Quantitative polymerase chain reaction confirmed the expression of select genes from regulated pathways. Scanning electron microscopy evaluated mitochondrial integrity within infarct zones. Sham operated LV samples were used as controls.
Consistent with previous studies, primary unloading reduced infarct size compared to reperfusion alone, from 65 % to 34 %. Gene expression analysis yielded a heat map representing the 2,200 genes significantly regulated by primary reperfusion or primary unloading (p<0.01). A significant shift in gene expression was seen: the primary unloading group showed a heat map similar to the sham controls. The investigators then identified a number of key regulatory pathways altered by primary unloading, including inflammatory and fibrotic pathways. Specifically, matrix metallopeptidases MMP2 and MMP9 were upregulated in the reperfusion group and downregulated in the unloading group. MMP2 and MMP9 are involved in the breakdown of extracellular matrix, leading to adverse remodelling, and are markers of inflammatory response.
In the reperfusion group, there was increased expression in SMAD3, an intracellular signal transducer and transcriptional modulator that, following mechanical stretch, is phosphorylated by transforming growth factor-beta, and then converts fibroblasts to myofibroblasts, increasing adverse remodelling. Expression of genes in the electron transfer chain, which is responsible for adenosine triphosphate synthesis and other important pathways involved in cellular metabolism, was decreased in the reperfusion group compared with the unloading and sham groups, suggesting that unloading preserves the integrity of the electron transfer chain during AMI.

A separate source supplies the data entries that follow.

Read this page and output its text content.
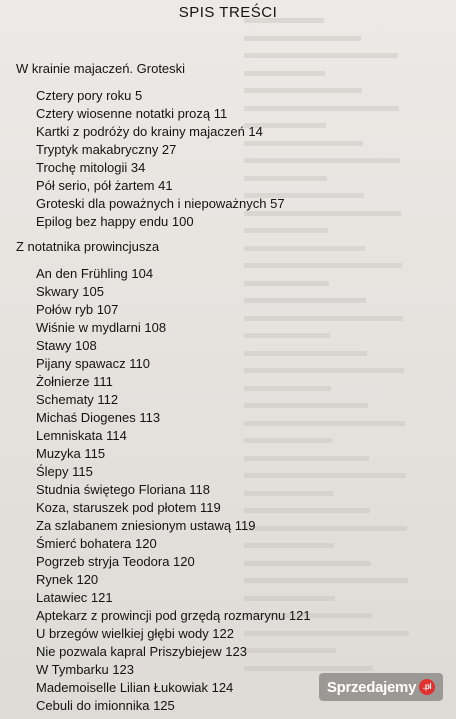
SPIS TREŚCI
W krainie majaczeń. Groteski
Cztery pory roku 5
Cztery wiosenne notatki prozą 11
Kartki z podróży do krainy majaczeń 14
Tryptyk makabryczny 27
Trochę mitologii 34
Pół serio, pół żartem 41
Groteski dla poważnych i niepoważnych 57
Epilog bez happy endu 100
Z notatnika prowincjusza
An den Frühling 104
Skwary 105
Połów ryb 107
Wiśnie w mydlarni 108
Stawy 108
Pijany spawacz 110
Żołnierze 111
Schematy 112
Michaś Diogenes 113
Lemniskata 114
Muzyka 115
Ślepy 115
Studnia świętego Floriana 118
Koza, staruszek pod płotem 119
Za szlabanem zniesionym ustawą 119
Śmierć bohatera 120
Pogrzeb stryja Teodora 120
Rynek 120
Latawiec 121
Aptekarz z prowincji pod grzędą rozmarynu 121
U brzegów wielkiej głębi wody 122
Nie pozwala kapral Priszybiejew 123
W Tymbarku 123
Mademoiselle Lilian Łukowiak 124
Cebuli do imionnika 125
Sprzedajemy .pl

Finally, examination of mitochondrial integrity revealed a significantly increased number of intact mitochondria per cardiac myocyte in the unloading versus reperfusion group. Since mitochondrial function is linked to apoptosis, key components of the apoptotic pathway were examined. A higher density of the pro-apoptotic active BAX protein and procaspase-3 were seen in the reperfusion group, whereas higher densities of degraded, inactive, BAX and caspase-3 were seen in the sham and unloading groups. Higher levels of antiapoptotic agents B-cell lymphoma 2 and B-cell lymphoma–extra large were identified in the unloading group (see Figure 5).
In summary, this study identified for the first time that primary unloading triggers a global shift in gene expression within the infarct zone that is associated with preserved mitochondrial integrity and cellular respiration, reduced apoptosis, inflammation and fibrosis during the acute phase of MI. These data suggest that unloading the left ventricle and delaying reperfusion promotes cardioprotective signalling and may be a novel approach to limiting myocardial damage during AMI and preventing the subsequent development of ischaemic heart failure.
Dr Kapur concluded by stating that the burden of ischaemic heart failure will grow and that new approaches to cardioprotection in AMI are needed. Primary unloading reduces infarct size through a two-pronged approach: first by reducing the wavefront of MI and second by activating a cardioprotective process (see Figure 6). However, prospective randomised controlled studies are required to test the clinical validity of these preclinical findings.